SAPs are often touted as a solution to land degradation, low agricultural productivity and widespread poverty in the region.
The new study is the result of research conducted in rural Ethiopia that aimed to identify interdependent factors affecting the adoption of SAPs in Sub-Saharan Africa and their impact on incomes and livelihoods.
It was carried out by a team from the School of Business, Economics and Law at the University of Gothenburg, Sweden.
The researchers analysed a household survey - conducted between October and December 2010 - of 900 farm households working on 4,050 farming plots in three maize-growing regions of Ethiopia.
They identified the factors that influence the adoption of three key SAPs: using improved seeds; conservation tillage; and maize-legume crop rotation systems.

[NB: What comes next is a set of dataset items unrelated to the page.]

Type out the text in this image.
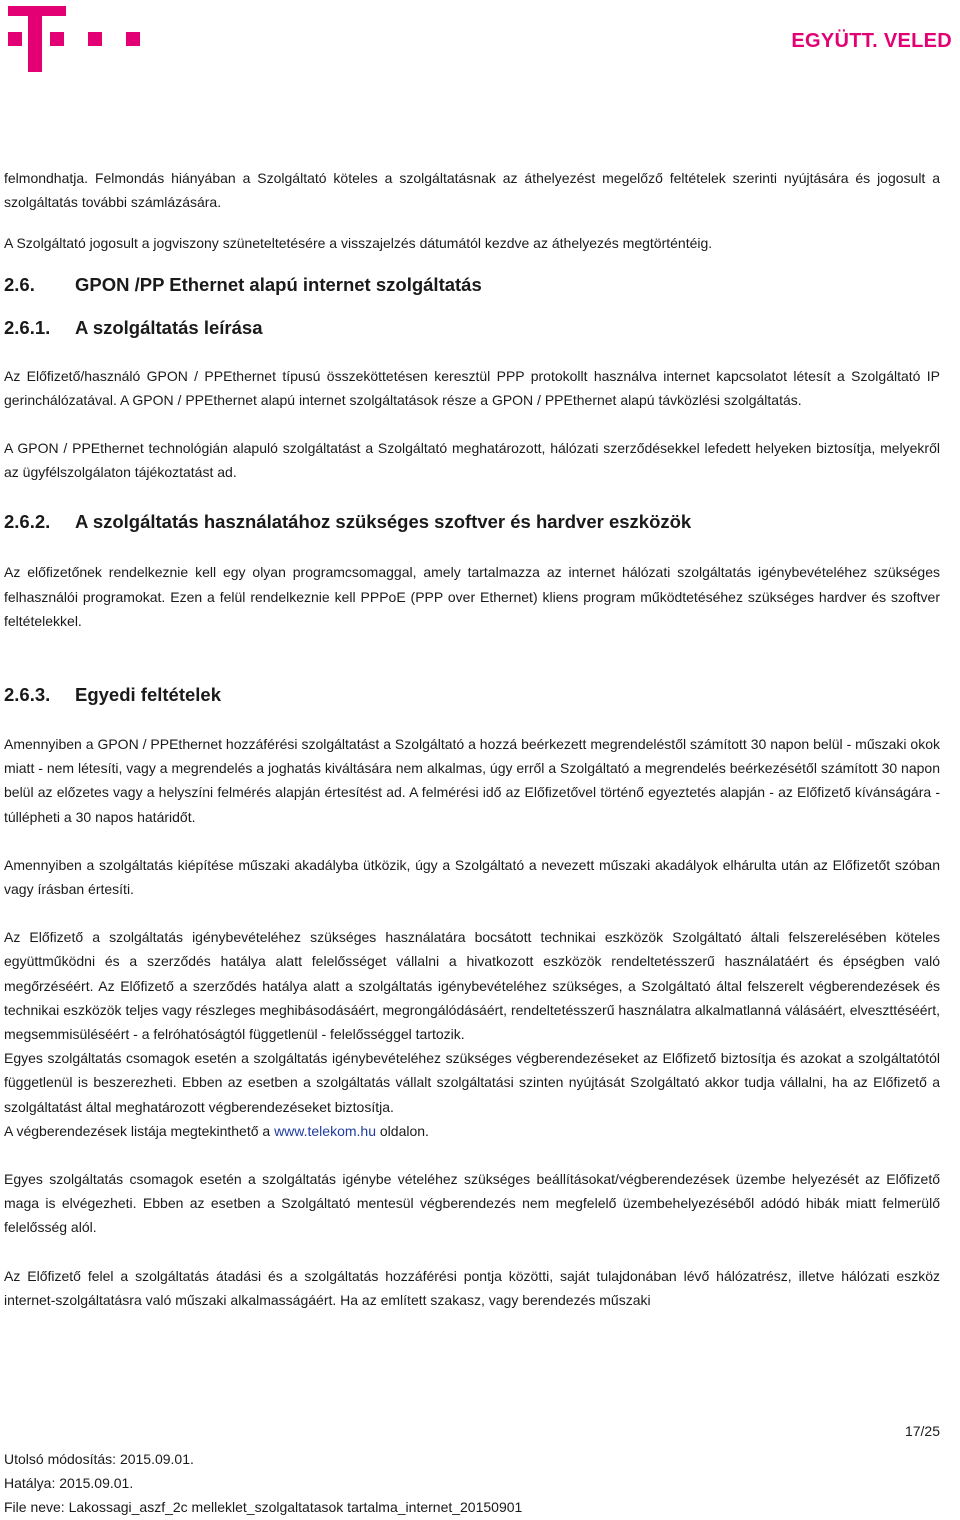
EGYÜTT. VELED

felmondhatja. Felmondás hiányában a Szolgáltató köteles a szolgáltatásnak az áthelyezést megelőző feltételek szerinti nyújtására és jogosult a szolgáltatás további számlázására.

A Szolgáltató jogosult a jogviszony szüneteltetésére a visszajelzés dátumától kezdve az áthelyezés megtörténtéig.

2.6. GPON /PP Ethernet alapú internet szolgáltatás
2.6.1. A szolgáltatás leírása

Az Előfizető/használó GPON / PPEthernet típusú összeköttetésen keresztül PPP protokollt használva internet kapcsolatot létesít a Szolgáltató IP gerinchálózatával. A GPON / PPEthernet alapú internet szolgáltatások része a GPON / PPEthernet alapú távközlési szolgáltatás.

A GPON / PPEthernet technológián alapuló szolgáltatást a Szolgáltató meghatározott, hálózati szerződésekkel lefedett helyeken biztosítja, melyekről az ügyfélszolgálaton tájékoztatást ad.

2.6.2. A szolgáltatás használatához szükséges szoftver és hardver eszközök

Az előfizetőnek rendelkeznie kell egy olyan programcsomaggal, amely tartalmazza az internet hálózati szolgáltatás igénybevételéhez szükséges felhasználói programokat. Ezen a felül rendelkeznie kell PPPoE (PPP over Ethernet) kliens program működtetéséhez szükséges hardver és szoftver feltételekkel.

2.6.3. Egyedi feltételek

Amennyiben a GPON / PPEthernet hozzáférési szolgáltatást a Szolgáltató a hozzá beérkezett megrendeléstől számított 30 napon belül - műszaki okok miatt - nem létesíti, vagy a megrendelés a joghatás kiváltására nem alkalmas, úgy erről a Szolgáltató a megrendelés beérkezésétől számított 30 napon belül az előzetes vagy a helyszíni felmérés alapján értesítést ad. A felmérési idő az Előfizetővel történő egyeztetés alapján - az Előfizető kívánságára - túllépheti a 30 napos határidőt.

Amennyiben a szolgáltatás kiépítése műszaki akadályba ütközik, úgy a Szolgáltató a nevezett műszaki akadályok elhárulta után az Előfizetőt szóban vagy írásban értesíti.

Az Előfizető a szolgáltatás igénybevételéhez szükséges használatára bocsátott technikai eszközök Szolgáltató általi felszerelésében köteles együttműködni és a szerződés hatálya alatt felelősséget vállalni a hivatkozott eszközök rendeltetésszerű használatáért és épségben való megőrzéséért. Az Előfizető a szerződés hatálya alatt a szolgáltatás igénybevételéhez szükséges, a Szolgáltató által felszerelt végberendezések és technikai eszközök teljes vagy részleges meghibásodásáért, megrongálódásáért, rendeltetésszerű használatra alkalmatlanná válásáért, elveszttéséért, megsemmisüléséért - a felróhatóságtól függetlenül - felelősséggel tartozik.

Egyes szolgáltatás csomagok esetén a szolgáltatás igénybevételéhez szükséges végberendezéseket az Előfizető biztosítja és azokat a szolgáltatótól függetlenül is beszerezheti. Ebben az esetben a szolgáltatás vállalt szolgáltatási szinten nyújtását Szolgáltató akkor tudja vállalni, ha az Előfizető a szolgáltatást által meghatározott végberendezéseket biztosítja.

A végberendezések listája megtekinthető a www.telekom.hu oldalon.

Egyes szolgáltatás csomagok esetén a szolgáltatás igénybe vételéhez szükséges beállításokat/végberendezések üzembe helyezését az Előfizető maga is elvégezheti. Ebben az esetben a Szolgáltató mentesül végberendezés nem megfelelő üzembehelyezéséből adódó hibák miatt felmerülő felelősség alól.

Az Előfizető felel a szolgáltatás átadási és a szolgáltatás hozzáférési pontja közötti, saját tulajdonában lévő hálózatrész, illetve hálózati eszköz internet-szolgáltatásra való műszaki alkalmasságáért. Ha az említett szakasz, vagy berendezés műszaki

17/25
Utolsó módosítás: 2015.09.01.
Hatálya: 2015.09.01.
File neve: Lakossagi_aszf_2c melleklet_szolgaltatasok tartalma_internet_20150901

They also compared how incomes were affected by the three different practices.
"We found that each year of education for women increases the probability of adopting more than two of the SAPs by 12 per cent," says Hailemariam Teklewold, the lead author and a research fellow at the University of Gothenburg.
"The impact of women's education was relevant in both male-headed and female-headed households," Teklewold adds.
The study says that, "in almost all cases, the adoption of a combination of SAPs provides more maize income compared to adopting them in isolation".
Farmers who adopted all three practices earned the largest net income of 5,580 birr (around US$300) per hectare per year, but those who adopted only one of the practices - intercropping, conservation tillage, or improved seeds - earned about US$100, US$128 and US$154 per hectare per year, respectively.
Solomon Jemal, an agronomist at the Ethiopian Institute of Agricultural Research, says the study provides concrete evidence of the importance of mainstreaming gender issues in SAP efforts in Africa.
He tells SciDev.Net: "The study's findings should make stakeholders consider the important role of women in adopting SAPs, and of designing interventions that will be favourable to women smallholder farmers."
John Achieng', an agronomist at the Kenya Agricultural Research Institute, says the findings relating to women's education are highly relevant to Sub-Saharan Africa.
"About 70 to 80 per cent of farming activities in Sub-Saharan Africa are done by women, and, because girls drop out of school faster than boys, governments should ensure more women are given an education," says Achieng'. The higher one's level of education, the higher the rate of adoption of a technology, he says.
But Achieng' warns that implementing conservation agriculture also poses some challenges that are unfavourable to poorer farmers. For example, yields are usually lower for the first two years after implementation, although they pick up considerably in subsequent years.
Also, "many smallholder farmers grow crops and keep livestock, and will prefer to give crop residues to their livestock rather than keep them in the soil as SAPs require," Achieng' says.